Businesses feeling ‘data fatigue’ on transparency issues

Transparency is a hot topic these days. The internet has ushered in more transparency in our lives and in society in general than ever existed before. Many of us broadcast our lives to the world on social media. Google, Amazon and other giant technology companies track our every move online and sell the trail at a profit. Our emails leave a surprisingly permanent trail of our most important daily communication. In our personal lives – whether we like it or not – we have all kinds of transparency.

Transparency is also regularly trumpeted by social scientists and ethicists as the answer to many of our societal problems. Howard Schultz, the head of Starbucks, calls transparency “the currency of leadership.” John Gerzema, American CEO and columnist, and member of the Top 100 Thought Leaders in Trustworthy Behavior, says, “Transparency, honesty, kindness, good stewardship, even humor, work in businesses at all times.” Even the dalai lama has a position on transparency, saying that “a lack of transparency results in distrust and a deep sense of insecurity.” Transparency – and more of it, one would think – should improve our culture dramatically.

The call for increased transparency in business is made frequently. Each time a business scandal erupts, the answer seems to be “there was a fundamental lack of transparency” that caused the problem. The banking crisis and accompanying meltdown was characterized by all sorts of shenanigans by the world’s biggest banks, most of which occurred behind closed doors. The reaction of governments around the world was to increase corporate disclosure obligations, in the name of increasing transparency. But has the increased regulation worked?

We recently learned of a new scandal involving Wells Fargo, where thousands of employees created fictional accounts for customers and charged them fees for nothing. Employees were allegedly acting out due to pressure from bank managers to “make the number” for a given month or quarter.

Let me go out on a limb and make a prediction: As in the global financial crisis, few – if any – will be prosecuted. But government regulations will increase, designed to increase transparency.

At the moment, at least, increasing transparency by increasing regulation is government’s go-to solution to every problem.

Is it possible that increased transparency in business is not the panacea it is cracked up to be?

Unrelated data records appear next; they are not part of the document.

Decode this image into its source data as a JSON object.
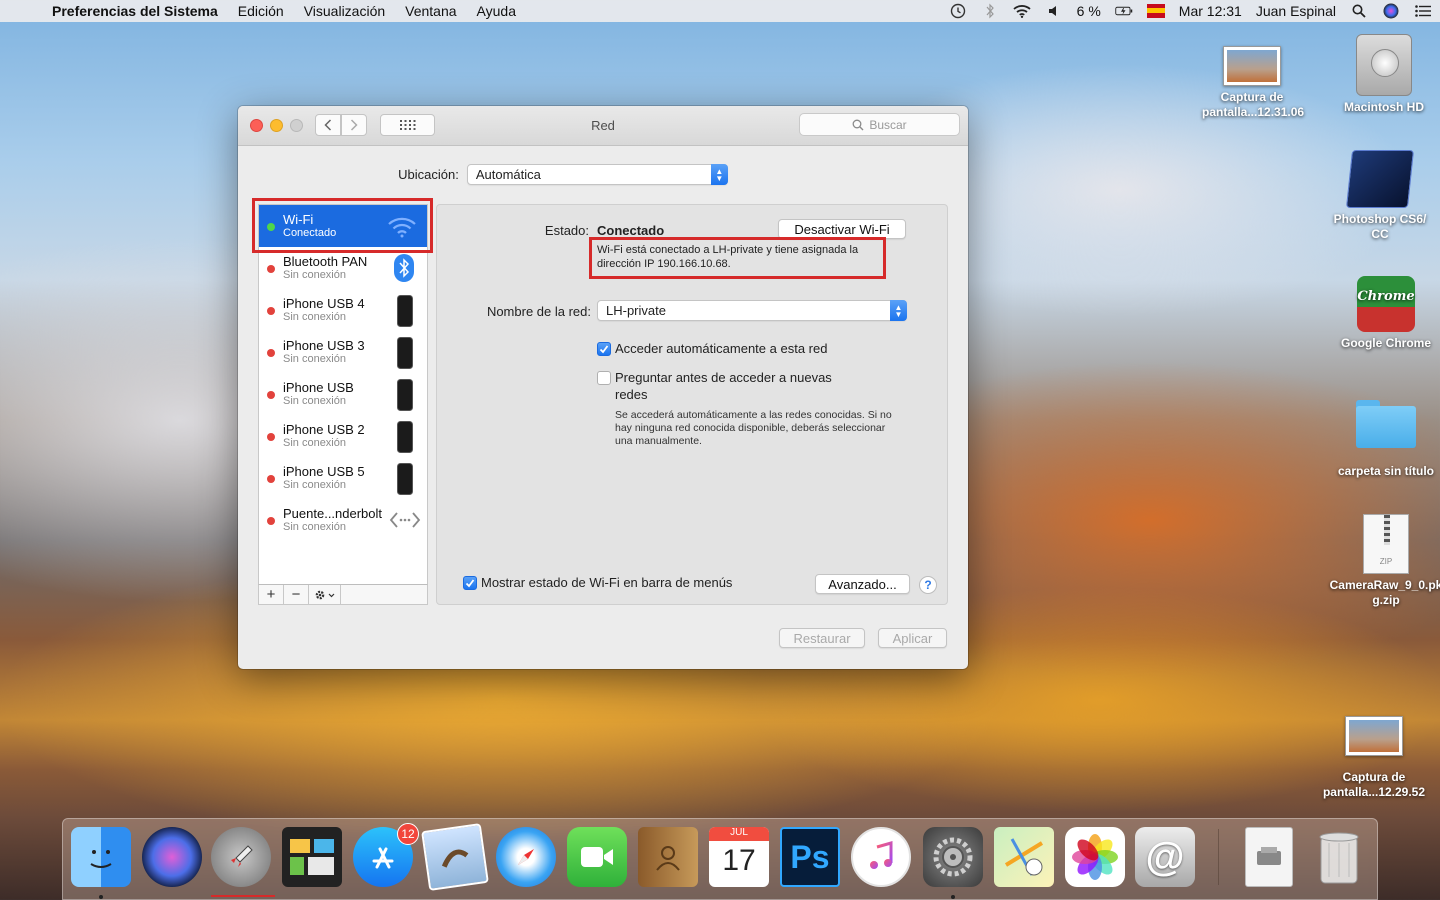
{
  "menubar": {
    "app_name": "Preferencias del Sistema",
    "items": [
      "Edición",
      "Visualización",
      "Ventana",
      "Ayuda"
    ],
    "battery": "6 %",
    "clock": "Mar 12:31",
    "user": "Juan Espinal"
  },
  "desktop": {
    "icons": [
      {
        "label": "Captura de pantalla...12.31.06",
        "icon": "screenshot-thumbnail"
      },
      {
        "label": "Macintosh HD",
        "icon": "hard-drive"
      },
      {
        "label": "Photoshop CS6/ CC",
        "icon": "photoshop-folder"
      },
      {
        "label": "Google Chrome",
        "icon": "chrome-app"
      },
      {
        "label": "carpeta sin título",
        "icon": "folder"
      },
      {
        "label": "CameraRaw_9_0.pkg.zip",
        "icon": "zip-file"
      },
      {
        "label": "Captura de pantalla...12.29.52",
        "icon": "screenshot-thumbnail"
      }
    ],
    "chrome_icon_text": "Chrome",
    "zip_icon_text": "ZIP"
  },
  "window": {
    "title": "Red",
    "search_placeholder": "Buscar",
    "location_label": "Ubicación:",
    "location_value": "Automática"
  },
  "services": [
    {
      "name": "Wi-Fi",
      "status": "Conectado",
      "selected": true,
      "icon": "wifi-icon"
    },
    {
      "name": "Bluetooth PAN",
      "status": "Sin conexión",
      "icon": "bluetooth-icon"
    },
    {
      "name": "iPhone USB 4",
      "status": "Sin conexión",
      "icon": "iphone-icon"
    },
    {
      "name": "iPhone USB 3",
      "status": "Sin conexión",
      "icon": "iphone-icon"
    },
    {
      "name": "iPhone USB",
      "status": "Sin conexión",
      "icon": "iphone-icon"
    },
    {
      "name": "iPhone USB 2",
      "status": "Sin conexión",
      "icon": "iphone-icon"
    },
    {
      "name": "iPhone USB 5",
      "status": "Sin conexión",
      "icon": "iphone-icon"
    },
    {
      "name": "Puente...nderbolt",
      "status": "Sin conexión",
      "icon": "thunderbolt-bridge-icon"
    }
  ],
  "detail": {
    "status_label": "Estado:",
    "status_value": "Conectado",
    "toggle_button": "Desactivar Wi-Fi",
    "status_description": "Wi-Fi está conectado a LH-private y tiene asignada la dirección IP 190.166.10.68.",
    "network_name_label": "Nombre de la red:",
    "network_name_value": "LH-private",
    "auto_join_label": "Acceder automáticamente a esta red",
    "auto_join_checked": true,
    "ask_join_label": "Preguntar antes de acceder a nuevas redes",
    "ask_join_checked": false,
    "ask_join_help": "Se accederá automáticamente a las redes conocidas. Si no hay ninguna red conocida disponible, deberás seleccionar una manualmente.",
    "show_status_label": "Mostrar estado de Wi-Fi en barra de menús",
    "show_status_checked": true,
    "advanced_button": "Avanzado...",
    "help_button": "?"
  },
  "footer": {
    "revert_button": "Restaurar",
    "apply_button": "Aplicar"
  },
  "dock": {
    "items": [
      "Finder",
      "Siri",
      "Launchpad",
      "Mission Control",
      "App Store",
      "Preview",
      "Safari",
      "FaceTime",
      "Contactos",
      "Calendario",
      "Photoshop",
      "iTunes",
      "Preferencias del Sistema",
      "Mapas",
      "Fotos",
      "Mail",
      "Documento",
      "Papelera"
    ],
    "app_store_badge": "12",
    "calendar_month": "JUL",
    "calendar_day": "17",
    "photoshop_text": "Ps"
  },
  "colors": {
    "selection_blue": "#1b6be0",
    "connected_green": "#4fd64a",
    "disconnected_red": "#e2423c",
    "highlight_red": "#d62a2a"
  }
}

In October 2014, Harvard Business School professor Ethan Bernstein wrote in the Harvard Business Review of what he called a “Transparency Trap.”

His conclusion after gathering abundant empirical evidence studying businesses? More transparent environments are not always better. Privacy was just as essential when it came to job performance.

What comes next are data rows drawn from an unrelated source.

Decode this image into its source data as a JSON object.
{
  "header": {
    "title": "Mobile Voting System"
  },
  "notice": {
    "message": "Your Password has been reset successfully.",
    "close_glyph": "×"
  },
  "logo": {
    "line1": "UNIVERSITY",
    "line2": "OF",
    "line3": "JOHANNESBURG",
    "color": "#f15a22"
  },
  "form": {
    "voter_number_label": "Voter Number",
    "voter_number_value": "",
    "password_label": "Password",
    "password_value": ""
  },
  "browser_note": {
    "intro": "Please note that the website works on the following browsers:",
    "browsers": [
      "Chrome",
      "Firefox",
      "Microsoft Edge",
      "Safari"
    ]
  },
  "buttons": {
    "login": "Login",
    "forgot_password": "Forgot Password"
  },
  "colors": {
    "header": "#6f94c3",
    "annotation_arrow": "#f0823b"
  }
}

Bernstein found instances where intense visibility and tracking of employee production activities were making things worse, not better. He pointed out that our sense of being “onstage” is growing because of the proliferation of social media platforms, wearable devices and other tools for transparency. This increased “onstage” sense caused employees to spend more time acting, trying to control others’ impressions and attempting to avoid embarrassment. Efficiency, in turn, suffered. His study suggested the notion that, certainly in business, there can be too much transparency.

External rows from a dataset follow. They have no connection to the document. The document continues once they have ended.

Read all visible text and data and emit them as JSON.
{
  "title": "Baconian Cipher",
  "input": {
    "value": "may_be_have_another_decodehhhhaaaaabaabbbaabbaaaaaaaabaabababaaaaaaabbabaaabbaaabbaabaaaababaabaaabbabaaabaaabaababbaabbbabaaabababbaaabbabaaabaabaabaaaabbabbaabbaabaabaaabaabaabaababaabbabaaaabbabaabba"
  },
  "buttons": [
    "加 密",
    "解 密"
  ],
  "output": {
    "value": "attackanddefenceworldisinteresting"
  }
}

The pushback by business to all these transparency demands may be beginning. Michael Meehan, of the Global Reporting Initiative – which sets standards for corporate reporting on environmental and sustainability issues – recently said some large companies have “data fatigue” and that he can see why. His concern is that forcing companies to report every single data point might lead to less transparency, not more. He makes a valid point.

It seems that in the business world, we may be close to the point of “maxing out” when it comes to demanding increased transparency as the solution to so many problems.

Like most problems, the solution here is one of striking the right balance. What will prevent future scandals like the Wells Fargo situation? Will increased governmental regulations solve the problem? Is a bigger government the answer? Or should individual employees be legally compelled to take responsibility for their actions?

Transparency in government, of course, is a whole different kettle of fish. But it is worth noting that the two main candidates for president struggle mightily with the issue. Hillary Clinton seems to have a knee-jerk reaction against the notion every time it surfaces. Donald Trump seems to ignore it. As troubling to voters as this may be, we should ask ourselves whether our never-ending quest for transparency in all things has gone too far, and whether that is partially to blame for the candidates’ obvious confusion on the issue.

That, I suppose, is fodder for another column.